Major league baseball is concerned about lower attendance this year and the reason for more empty seats vary, notes Grumpy Editor --- who has his own theories.
A Saturday story in the Wall Street Journal points out league-wide attendance through last Friday is 27,328 per game, down 6.6 percent from a year prior and 8.6 percent overall, adding the sport hasn’t seen an attendance drop of more than 6.7 percent in a season since 1995.
Some think weather --- with rain and unseasonal cold in some areas --- is a cause for the drop.
However, the Blue Jays play under a retractable roof in Toronto, and attendance there is off 29 percent, notes the WSJ.
The newspaper adds crowds also are down 10.9 percent in Oakland (where many empty seats were observed at the Los Angeles Angels-A’s televised game Saturday afternoon), 6.7 percent in San Francisco and 4.2 percent in Tampa Bay where weather seldom is a factor.

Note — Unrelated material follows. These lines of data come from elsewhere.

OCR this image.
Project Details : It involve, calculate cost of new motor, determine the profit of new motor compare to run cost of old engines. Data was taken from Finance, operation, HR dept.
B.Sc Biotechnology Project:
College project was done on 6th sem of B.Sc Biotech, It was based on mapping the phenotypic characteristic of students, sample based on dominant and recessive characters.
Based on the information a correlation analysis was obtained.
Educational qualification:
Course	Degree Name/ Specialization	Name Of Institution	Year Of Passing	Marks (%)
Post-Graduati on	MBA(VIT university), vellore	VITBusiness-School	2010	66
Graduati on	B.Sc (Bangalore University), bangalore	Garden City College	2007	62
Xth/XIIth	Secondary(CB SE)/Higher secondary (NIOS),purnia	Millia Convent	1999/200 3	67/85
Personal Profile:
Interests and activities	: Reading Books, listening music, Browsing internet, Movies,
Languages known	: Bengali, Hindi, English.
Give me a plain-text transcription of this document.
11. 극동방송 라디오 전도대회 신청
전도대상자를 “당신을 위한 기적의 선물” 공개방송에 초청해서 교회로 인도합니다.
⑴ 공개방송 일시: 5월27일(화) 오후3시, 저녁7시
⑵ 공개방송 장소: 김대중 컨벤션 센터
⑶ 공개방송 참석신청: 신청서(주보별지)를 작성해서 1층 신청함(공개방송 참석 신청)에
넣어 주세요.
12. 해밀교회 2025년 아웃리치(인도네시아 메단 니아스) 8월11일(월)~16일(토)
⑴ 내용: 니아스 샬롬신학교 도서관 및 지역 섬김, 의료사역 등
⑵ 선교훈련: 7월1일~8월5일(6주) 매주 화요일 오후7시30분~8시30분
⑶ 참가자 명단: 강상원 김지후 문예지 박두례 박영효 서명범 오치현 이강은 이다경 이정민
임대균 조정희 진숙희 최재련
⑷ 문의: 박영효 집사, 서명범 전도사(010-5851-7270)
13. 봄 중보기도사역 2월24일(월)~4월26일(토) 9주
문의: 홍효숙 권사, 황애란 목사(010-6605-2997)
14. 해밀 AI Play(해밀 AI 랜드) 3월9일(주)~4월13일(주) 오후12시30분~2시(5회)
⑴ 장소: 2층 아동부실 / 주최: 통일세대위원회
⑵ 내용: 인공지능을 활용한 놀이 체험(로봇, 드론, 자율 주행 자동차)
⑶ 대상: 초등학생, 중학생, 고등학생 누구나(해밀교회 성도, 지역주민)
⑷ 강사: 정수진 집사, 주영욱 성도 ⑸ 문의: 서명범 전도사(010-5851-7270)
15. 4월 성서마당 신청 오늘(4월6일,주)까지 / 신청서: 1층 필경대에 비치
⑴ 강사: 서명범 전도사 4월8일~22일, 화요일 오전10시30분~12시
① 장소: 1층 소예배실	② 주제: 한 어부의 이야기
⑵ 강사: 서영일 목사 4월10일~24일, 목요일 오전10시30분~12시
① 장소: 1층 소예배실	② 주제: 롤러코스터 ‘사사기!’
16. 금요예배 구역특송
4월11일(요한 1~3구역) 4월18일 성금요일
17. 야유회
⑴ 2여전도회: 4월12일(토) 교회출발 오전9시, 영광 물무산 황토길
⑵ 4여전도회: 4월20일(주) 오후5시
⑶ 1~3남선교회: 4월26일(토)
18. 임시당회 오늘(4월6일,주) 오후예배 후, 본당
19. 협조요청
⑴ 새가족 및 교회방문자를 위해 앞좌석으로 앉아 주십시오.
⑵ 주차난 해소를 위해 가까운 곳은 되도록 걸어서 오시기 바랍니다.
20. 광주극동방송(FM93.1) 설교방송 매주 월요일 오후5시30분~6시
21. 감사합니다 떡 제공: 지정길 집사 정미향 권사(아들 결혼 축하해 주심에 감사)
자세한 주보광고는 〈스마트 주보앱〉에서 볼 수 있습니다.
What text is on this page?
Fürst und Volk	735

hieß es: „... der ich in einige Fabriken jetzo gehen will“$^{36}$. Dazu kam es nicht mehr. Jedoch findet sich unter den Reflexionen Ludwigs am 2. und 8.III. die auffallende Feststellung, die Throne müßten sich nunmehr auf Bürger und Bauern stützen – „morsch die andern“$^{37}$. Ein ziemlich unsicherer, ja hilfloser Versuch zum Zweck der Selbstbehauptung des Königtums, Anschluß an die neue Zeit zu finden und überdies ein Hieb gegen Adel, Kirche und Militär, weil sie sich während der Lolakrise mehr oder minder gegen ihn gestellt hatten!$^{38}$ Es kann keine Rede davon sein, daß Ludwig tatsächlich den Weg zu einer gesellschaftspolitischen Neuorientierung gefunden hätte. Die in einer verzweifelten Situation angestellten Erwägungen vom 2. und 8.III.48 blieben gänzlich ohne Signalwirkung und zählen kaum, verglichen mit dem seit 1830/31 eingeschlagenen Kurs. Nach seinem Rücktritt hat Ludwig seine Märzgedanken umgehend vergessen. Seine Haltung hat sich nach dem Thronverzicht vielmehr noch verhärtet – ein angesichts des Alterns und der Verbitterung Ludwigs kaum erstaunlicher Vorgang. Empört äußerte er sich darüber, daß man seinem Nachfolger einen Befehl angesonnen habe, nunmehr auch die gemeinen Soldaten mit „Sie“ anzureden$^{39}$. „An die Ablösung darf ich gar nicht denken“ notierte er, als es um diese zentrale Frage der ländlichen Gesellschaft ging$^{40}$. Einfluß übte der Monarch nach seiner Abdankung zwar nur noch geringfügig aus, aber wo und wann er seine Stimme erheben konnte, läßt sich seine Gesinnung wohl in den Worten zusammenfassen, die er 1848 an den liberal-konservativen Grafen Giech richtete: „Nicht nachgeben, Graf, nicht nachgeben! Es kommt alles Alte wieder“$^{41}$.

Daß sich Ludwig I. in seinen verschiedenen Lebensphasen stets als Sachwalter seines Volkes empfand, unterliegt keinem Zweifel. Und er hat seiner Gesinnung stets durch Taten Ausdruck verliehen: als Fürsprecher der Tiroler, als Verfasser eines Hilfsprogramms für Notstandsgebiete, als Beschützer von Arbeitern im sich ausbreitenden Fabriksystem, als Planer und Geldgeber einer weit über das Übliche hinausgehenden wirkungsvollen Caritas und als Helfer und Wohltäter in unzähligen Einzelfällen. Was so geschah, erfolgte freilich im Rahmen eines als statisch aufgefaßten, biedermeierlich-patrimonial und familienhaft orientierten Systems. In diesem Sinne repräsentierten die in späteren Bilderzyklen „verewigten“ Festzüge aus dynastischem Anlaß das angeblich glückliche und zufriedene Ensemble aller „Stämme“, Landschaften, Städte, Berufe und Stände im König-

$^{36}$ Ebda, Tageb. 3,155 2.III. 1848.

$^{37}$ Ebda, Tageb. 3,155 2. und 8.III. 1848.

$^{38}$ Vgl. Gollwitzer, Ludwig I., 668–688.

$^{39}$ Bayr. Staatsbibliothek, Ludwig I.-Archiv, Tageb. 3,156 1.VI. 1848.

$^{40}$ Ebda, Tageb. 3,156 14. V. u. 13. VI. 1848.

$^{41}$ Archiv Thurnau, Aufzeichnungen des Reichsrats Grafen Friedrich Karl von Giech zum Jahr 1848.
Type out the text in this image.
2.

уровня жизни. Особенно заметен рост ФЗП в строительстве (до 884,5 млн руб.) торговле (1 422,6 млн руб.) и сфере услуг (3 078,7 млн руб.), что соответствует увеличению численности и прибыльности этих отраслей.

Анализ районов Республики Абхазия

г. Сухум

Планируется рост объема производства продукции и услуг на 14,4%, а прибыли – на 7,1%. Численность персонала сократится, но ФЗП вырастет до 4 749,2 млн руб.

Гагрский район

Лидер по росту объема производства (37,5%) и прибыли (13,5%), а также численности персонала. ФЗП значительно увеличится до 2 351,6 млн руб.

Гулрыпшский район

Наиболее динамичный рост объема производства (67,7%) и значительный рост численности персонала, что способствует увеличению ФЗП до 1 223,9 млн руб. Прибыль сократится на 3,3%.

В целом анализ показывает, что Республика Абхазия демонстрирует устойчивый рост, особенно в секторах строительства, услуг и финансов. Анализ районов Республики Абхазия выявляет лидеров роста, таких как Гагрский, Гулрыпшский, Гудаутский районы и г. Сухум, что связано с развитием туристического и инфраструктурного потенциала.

Grumpy Editor, with his own theories, cites pitchers (some earning millions more a year than top corporation executives) who, with routines, slow the game.
At Saturday’s game in Oakland, for example, Grumpy Editor timed 36 seconds of one pitcher's mound antics that included rubbing the baseball, putting hand to mouth, adjusting cap, staring in to the catcher. The ninth inning saw the A’s catcher making three trips to the mound for conversation.
Another factor (not mentioned in discussions) are lofty ticket prices to see a major league game.